TryHackMe : Brute It CTF Writeup

Fathallah Jr

20 Nov, 2024

Brute It CTF

Introduction

Brute It is a beginner-friendly challenge from TryHackMe. It is divided into three tasks: Reconnaissance, Cover, and Privilege Escalation with questions along the way to guide you through the task. This challenge requires you to brute force, crack hashes, and escalate privileges to root.

Enumeration

As usual, Let us start the initial enumeration by running a port scan using nmap, looking for open ports and running services on the target.

nmap -sV -vv <IP>

We find some open ports.

Use Gobuster

We’ll use Gobuster to find any hidden directories. We can start with the common.txt wordlist and go from there if we don’t find anything.

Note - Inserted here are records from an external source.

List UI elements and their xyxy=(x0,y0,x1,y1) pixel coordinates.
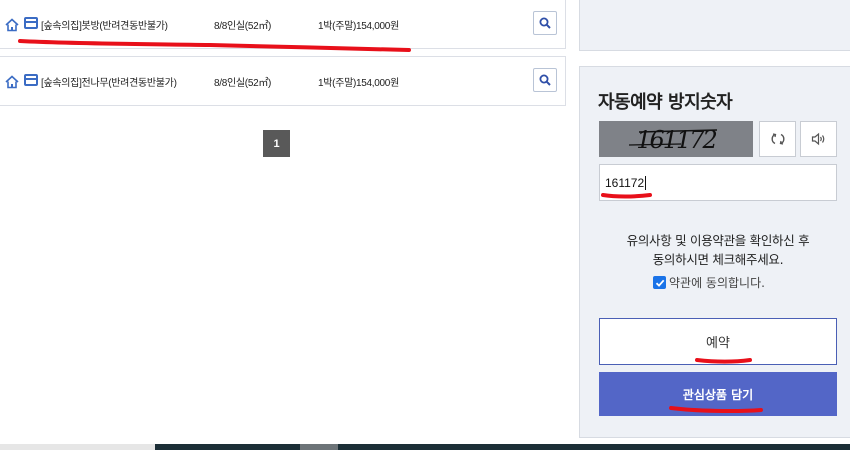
text-cursor xyxy=(645,175,647,190)
room-row[interactable]: [숲속의집]봇방(반려견동반불가) 8/8인실(52㎡) 1박(주말)154,0… xyxy=(0,0,566,49)
room-price: 1박(주말)154,000원 xyxy=(318,21,399,32)
search-icon xyxy=(539,17,551,29)
add-to-wishlist-button[interactable]: 관심상품 담기 xyxy=(599,372,837,416)
search-icon xyxy=(539,74,551,86)
speaker-icon xyxy=(811,132,824,146)
home-icon xyxy=(5,18,19,32)
room-name[interactable]: [숲속의집]전나무(반려견동반불가) xyxy=(41,74,177,89)
terms-notice-line: 동의하시면 체크해주세요. xyxy=(652,252,784,267)
room-name[interactable]: [숲속의집]봇방(반려견동반불가) xyxy=(41,17,168,32)
terms-agree[interactable]: 약관에 동의합니다. xyxy=(653,274,765,291)
side-panel-top xyxy=(579,0,850,51)
captcha-input[interactable]: 161172 xyxy=(599,164,837,201)
room-row[interactable]: [숲속의집]전나무(반려견동반불가) 8/8인실(52㎡) 1박(주말)154,… xyxy=(0,56,566,106)
check-icon xyxy=(655,279,664,287)
terms-notice-line: 유의사항 및 이용약관을 확인하신 후 xyxy=(626,233,810,248)
terms-agree-label: 약관에 동의합니다. xyxy=(669,276,765,290)
captcha-image: 161172 xyxy=(599,121,753,157)
room-capacity: 8/8인실(52㎡) xyxy=(214,78,272,89)
captcha-input-value: 161172 xyxy=(605,175,645,190)
home-icon xyxy=(5,75,19,89)
captcha-title: 자동예약 방지숫자 xyxy=(598,92,733,113)
bottom-bar-segment xyxy=(0,444,155,450)
page-button-current[interactable]: 1 xyxy=(263,130,290,157)
room-search-button[interactable] xyxy=(533,68,557,92)
refresh-icon xyxy=(771,133,784,145)
bottom-bar-segment xyxy=(300,444,338,450)
bottom-bar xyxy=(0,444,850,450)
room-search-button[interactable] xyxy=(533,11,557,35)
terms-notice: 유의사항 및 이용약관을 확인하신 후 동의하시면 체크해주세요. xyxy=(599,231,837,269)
room-price: 1박(주말)154,000원 xyxy=(318,78,399,89)
card-icon xyxy=(24,74,38,86)
card-icon xyxy=(24,17,38,29)
room-capacity: 8/8인실(52㎡) xyxy=(214,21,272,32)
reserve-button[interactable]: 예약 xyxy=(599,318,837,365)
captcha-audio-button[interactable] xyxy=(800,121,837,157)
captcha-refresh-button[interactable] xyxy=(759,121,796,157)
terms-agree-checkbox[interactable] xyxy=(653,276,666,289)
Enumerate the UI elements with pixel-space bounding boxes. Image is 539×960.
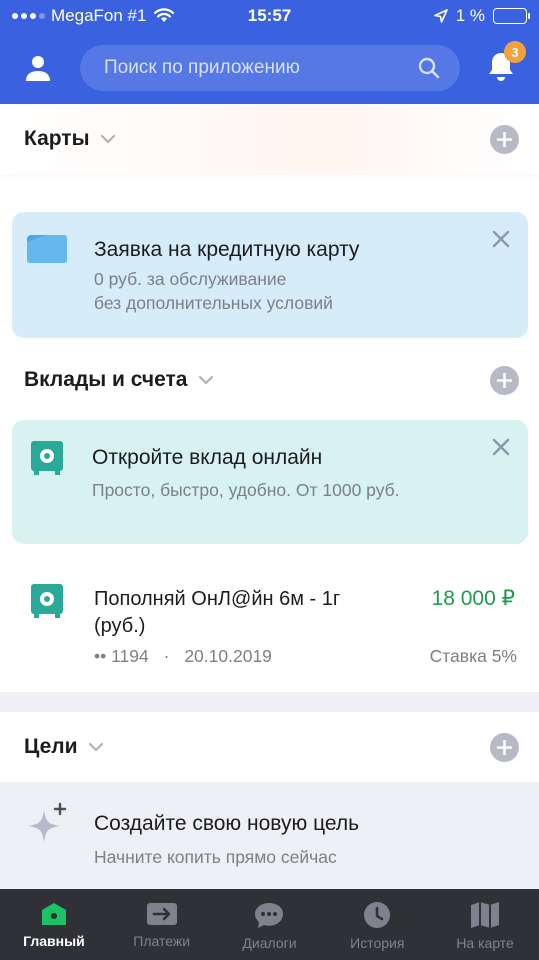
section-divider: [0, 174, 539, 177]
location-arrow-icon: [433, 9, 448, 23]
goal-promo-title: Создайте свою новую цель: [94, 812, 360, 835]
tab-history-label: История: [350, 935, 405, 951]
sparkle-icon: [28, 802, 67, 842]
safe-icon: [31, 584, 63, 618]
goal-promo-subtitle: Начните копить прямо сейчас: [94, 847, 337, 867]
chevron-down-icon[interactable]: [88, 742, 104, 752]
tab-payments-label: Платежи: [133, 933, 191, 949]
goals-section-header: Цели: [0, 712, 539, 782]
tab-map[interactable]: На карте: [431, 889, 539, 960]
tab-map-label: На карте: [456, 935, 514, 951]
notifications-badge: 3: [504, 41, 526, 63]
deposit-date: 20.10.2019: [184, 646, 272, 666]
carrier-name: MegaFon #1: [51, 6, 147, 25]
wifi-icon: [154, 8, 175, 22]
user-icon: [26, 56, 50, 81]
credit-card-promo-line1: 0 руб. за обслуживание: [94, 269, 287, 289]
tab-dialogs[interactable]: Диалоги: [216, 889, 324, 960]
map-icon: [471, 902, 500, 928]
add-card-button[interactable]: [490, 124, 519, 154]
transfer-icon: [146, 903, 177, 925]
close-icon[interactable]: [492, 438, 510, 456]
app-header: Поиск по приложению 3: [0, 32, 539, 104]
clock-icon: [364, 902, 391, 928]
profile-button[interactable]: [18, 48, 58, 88]
deposit-rate: Ставка 5%: [429, 646, 517, 666]
deposits-section-header: Вклады и счета: [0, 354, 539, 406]
credit-card-icon: [27, 235, 67, 263]
deposit-promo-subtitle: Просто, быстро, удобно. От 1000 руб.: [92, 480, 400, 500]
chevron-down-icon[interactable]: [198, 375, 214, 385]
home-icon: [41, 903, 66, 925]
tab-home[interactable]: Главный: [0, 889, 108, 960]
plus-icon: [497, 739, 512, 755]
battery-icon: [493, 8, 530, 24]
deposit-promo-title: Откройте вклад онлайн: [92, 446, 323, 469]
add-deposit-button[interactable]: [490, 365, 519, 395]
tab-history[interactable]: История: [323, 889, 431, 960]
credit-card-promo[interactable]: Заявка на кредитную карту 0 руб. за обсл…: [12, 212, 528, 338]
add-goal-button[interactable]: [490, 732, 519, 762]
deposit-account-number: •• 1194: [94, 646, 149, 666]
deposits-section-title: Вклады и счета: [24, 368, 188, 391]
deposit-promo[interactable]: Откройте вклад онлайн Просто, быстро, уд…: [12, 420, 528, 544]
credit-card-promo-title: Заявка на кредитную карту: [94, 238, 360, 261]
tab-payments[interactable]: Платежи: [108, 889, 216, 960]
safe-icon: [31, 441, 63, 475]
goal-promo[interactable]: Создайте свою новую цель Начните копить …: [0, 782, 539, 889]
goals-section-title: Цели: [24, 735, 78, 758]
tab-home-label: Главный: [23, 933, 85, 949]
search-icon: [418, 57, 440, 79]
notifications-button[interactable]: 3: [480, 41, 526, 88]
credit-card-promo-line2: без дополнительных условий: [94, 293, 333, 313]
deposit-account-info: •• 1194 · 20.10.2019: [94, 646, 272, 667]
deposit-amount: 18 000 ₽: [431, 587, 515, 610]
close-icon[interactable]: [492, 230, 510, 248]
status-bar: MegaFon #1 15:57 1 %: [0, 0, 539, 32]
cards-section-title: Карты: [24, 127, 90, 150]
deposit-separator: ·: [163, 646, 170, 666]
chevron-down-icon[interactable]: [100, 134, 116, 144]
bottom-tab-bar: Главный Платежи Диалоги История На карте: [0, 889, 539, 960]
search-placeholder: Поиск по приложению: [104, 57, 300, 78]
chat-icon: [255, 903, 284, 928]
plus-icon: [497, 372, 512, 388]
deposit-name: Пополняй ОнЛ@йн 6м - 1г (руб.): [94, 588, 341, 637]
signal-strength-icon: [12, 13, 45, 19]
tab-dialogs-label: Диалоги: [242, 935, 297, 951]
plus-icon: [497, 131, 512, 147]
cards-section-header: Карты: [0, 104, 539, 174]
battery-percent: 1 %: [455, 6, 485, 25]
search-input[interactable]: Поиск по приложению: [80, 45, 460, 91]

We’ll use the following command:

gobuster dir -u <IP> -w /usr/share/wordlists/dirb/common.txt

We get a short list of results. One of them is interesting and deserves further scrutiny.

Getting a shell

If we navigate to the hidden directory we found, we come across a login portal.

The source code contains a comment that gives us someone’s name and username to log in.

Use Hydra

We will use Hydra to brute force the password. Let’s see what a login request looks like using Burp Suite. We can start FoxyProxy and Burp Suite and send a request.

Now that we have the login request, we need to see what a failed attempt looks like so we don’t get a false positive.

This allows us to create a Hydra command to brute force the page.

We will use the following command:

hydra -l admin -P /usr/share/wordlists/rockyou.txt MACHINE_IP http-post-form 
"/admin/:user=^USER^&pass=^PASS^:Username or password invalid"

We almost immediately get the password.

John’s RSA Private Key

When we login to the webpage we see a flag and a link to a private key.

The RSA key is encrypted so we cannot currently use it to SSH. Let’s copy and paste it into a file called “privkey” so we can crack it with John the Ripper.

We’ll use the following command to convert the key to something John can read:

python ssh2john.py privkey > keyhash

Now we can use John to crack the key hash file using the following command:

john --wordlist=/usr/share/wordlists/rockyou.txt keyhash

We get the password for the RSA key

Getting the user flag

Let’s change the permissions of the privkey so that we can use it as an SSH key. We’ll use the following command to do this:

chmod 600 privkey

Then we will log into the target via SSH

using the following command:

ssh john@<IP> -i privkey

When asked for a password, we enter the password we found with John.

Privilege Escalation

If we list our sudo permissions, we’ll see that we can run cat as root without a password.

To get the root password, we can use John with a file /etc/passwd and /etc/shadow that contains the root password hash. We can use cat to view the shadow file. We will copy the contents of these files and paste them into a file called shadow and passwd on our machine. We will then use unshadow and put the results into a file called shdo.

We can then use John to crack passwords using the following command:

john --wordlist=/usr/share/wordlists/rockyou.txt shdo

We get the root password almost instantly.

Getting the root flag

Now that we have the root password, we can switch to it and get the flag.

We’ve completed the room!

We’ve gone from nmap scanning to root using Gobuster, Burp Suite, Hydra, and John the Ripper. I hope this article was helpful in completing the room!